Tax season is back. You probably expected a new Dedicated Term Deduction in the 2026 Budget. Many experts did. But the reality is different. The government kept term insurance premiums inside the crowded Section 80C bucket. This means your pure protection plan still fights for space with your EPF, PPF, and ELSS funds. It is a tight fit. You only get 1.5 lakh in total. If your home loan principal and PF already cross this limit, your term plan gives you zero extra tax relief under 80C.

The 0% GST Revolution: Your Real Saving

Do not be too disappointed. A bigger win happened recently. In late 2025, the government scrapped the 18% GST on individual term insurance premiums. This is massive. Think about it. If your annual premium was 17,700 rupees last year, it is now roughly 15,000 rupees. You saved 2,700 rupees instantly. This is a direct 18% discount. It is better than a tax deduction. Why? Because a tax deduction only saves you a percentage of your slab. This GST removal saves everyone cold cash regardless of their income level.

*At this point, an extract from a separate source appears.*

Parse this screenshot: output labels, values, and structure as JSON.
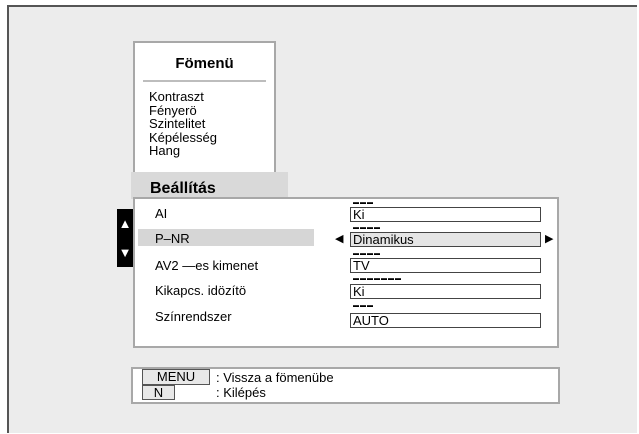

Old vs New Regime: The Term Plan Dilemma

Are you moving to the New Tax Regime? Most young earners are. In the new regime, Section 80C is gone. You get no deduction for your term insurance premium. Does that make the policy useless? Absolutely not. Protection is not an investment. You buy a term plan so your family can survive if you are not around. Even in the new regime, the death benefit remains completely tax free under Section 10(10D). This is the core reason to stay covered. If you are only keeping a policy to save tax, you are doing it wrong.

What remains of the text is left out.